Well, no one except Ellroy.  In one amusing segment he admits his goal in life is to outlive Bill Clinton so that he can tell the true story of the corrupt ‘90s without fear of reprisal, and that’s a key to how he sees himself.   Ellroy had the lid of normalcy lifted off of his world at an early age due to the murder of his mother—to this day an unsolved case—and views his mission as returning the favor for the rest of our culture.  A brash, foul-mouthed, and hyper-articulate raconteur, he is rarely less than entertaining when on screen, especially when working a crowd at a bookstore appearance.

  But Ellroy is also disarmingly candid and unvain, and at those times one almost senses that his neo-hipsterism and hardboiled carnival barker persona are distancing techniques of a sort.  Similarly, the detectives with whom he breaks bread (in The Pacific Dining Car no less, featured so prominently in his fiction) are street smart and superficially coarse, but also reflective and even sensitive on deeper levels; the doc really captures something special and elegiac when they express that regarding certain homicide victims, they’re the only ones who cherish and honor their memories.  The observations I’m making here are hardly new when it comes to crime literature (see David Simon’s seminal book Homicide, the basis for the TV series) but it’s rare that a non-fiction film can develop such themes so effectively.  This notion of abrasively honest sentimentality holds especially true for the sections of the film that feature Ellroy’s voice-over reading from My Dark Places.  This acclaimed memoir mostly represents his coming to terms with his relationship to both his mother’s life and her death, and the passages here derive an extra power from their verbal delivery.  With an inflection that is both flat and impassioned at the same time, Ellroy’s words fall like rain that just won’t stop; it’s their cumulative impact that’s so devastating.

Yet James Ellroy’s Feast of Death is not a straight adaptation of My Dark Places or a record of its book tour.  It’s both more and less than that.  “Less” because we often get summaries and snippets of epic periods of Ellroy’s life, which may create the impression in those who haven’t read his work that he is glib or, worse, a poseur.  “More” because we are exposed to other viewpoints, not just Ellroy’s or those of the filmmakers (who, to their credit, stand just far enough from their subject to keep him in focus and just close enough to bring out the intriguing details).  For example, we get a memorable scene with Ellroy’s wife, Helen Knode, who comes across as thoroughly engaging in her own right (you could make another doc just on their marriage).  We also get an extended section of Black Dahlia expert Larry Harnisch holding forth on his solution to that notorious case.  (For a mesmerizing narration-less twenty-minute video montage of his conclusions, click here.)

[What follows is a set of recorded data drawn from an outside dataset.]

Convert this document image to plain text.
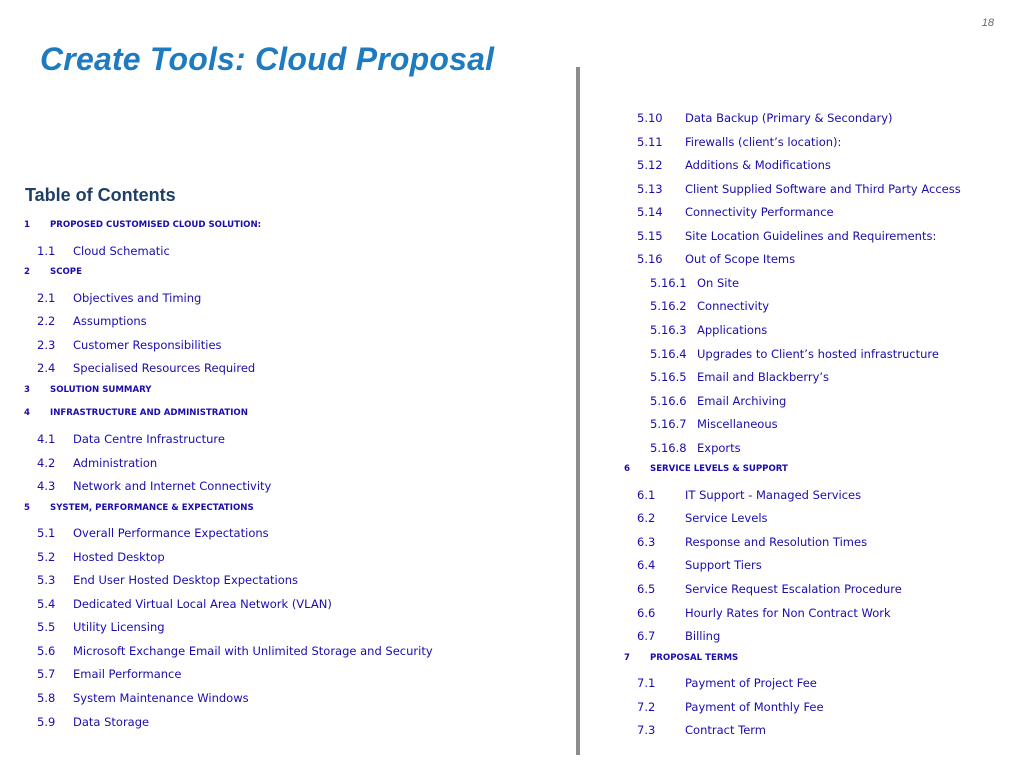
18
Create Tools: Cloud Proposal
Table of Contents
1 PROPOSED CUSTOMISED CLOUD SOLUTION:
1.1 Cloud Schematic
2 SCOPE
2.1 Objectives and Timing
2.2 Assumptions
2.3 Customer Responsibilities
2.4 Specialised Resources Required
3 SOLUTION SUMMARY
4 INFRASTRUCTURE AND ADMINISTRATION
4.1 Data Centre Infrastructure
4.2 Administration
4.3 Network and Internet Connectivity
5 SYSTEM, PERFORMANCE & EXPECTATIONS
5.1 Overall Performance Expectations
5.2 Hosted Desktop
5.3 End User Hosted Desktop Expectations
5.4 Dedicated Virtual Local Area Network (VLAN)
5.5 Utility Licensing
5.6 Microsoft Exchange Email with Unlimited Storage and Security
5.7 Email Performance
5.8 System Maintenance Windows
5.9 Data Storage
5.10 Data Backup (Primary & Secondary)
5.11 Firewalls (client’s location):
5.12 Additions & Modifications
5.13 Client Supplied Software and Third Party Access
5.14 Connectivity Performance
5.15 Site Location Guidelines and Requirements:
5.16 Out of Scope Items
5.16.1 On Site
5.16.2 Connectivity
5.16.3 Applications
5.16.4 Upgrades to Client’s hosted infrastructure
5.16.5 Email and Blackberry’s
5.16.6 Email Archiving
5.16.7 Miscellaneous
5.16.8 Exports
6 SERVICE LEVELS & SUPPORT
6.1	IT Support - Managed Services
6.2	Service Levels
6.3	Response and Resolution Times
6.4	Support Tiers
6.5	Service Request Escalation Procedure
6.6	Hourly Rates for Non Contract Work
6.7	Billing
7 PROPOSAL TERMS
7.1	Payment of Project Fee
7.2	Payment of Monthly Fee
7.3	Contract Term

Still, Ellroy himself is pretty much front and center the whole time, which is probably how it should be.  But instead of creating redundancy and overkill, Jayanti builds ideas and emotions wonderfully, if at times almost too subtly.  In the effortlessly haunting closing minutes he uses the old snow-as-metaphor-for-death conceit but still manages to extract power from it.  The result is that we sense the ultimate impotence and absurdism that runs through the human condition but also a sense of the majesty.  The message is, life may be nasty, but there’s also a lot more to it than most of us imagine.  So maybe it’s time to expand our list of the things we’re willing to take a long, hard look at.  Not doing so, this film might argue, is tantamount to never venturing outside at night because, after all, what is there to see when there’s no sunlight?  In a word, plenty.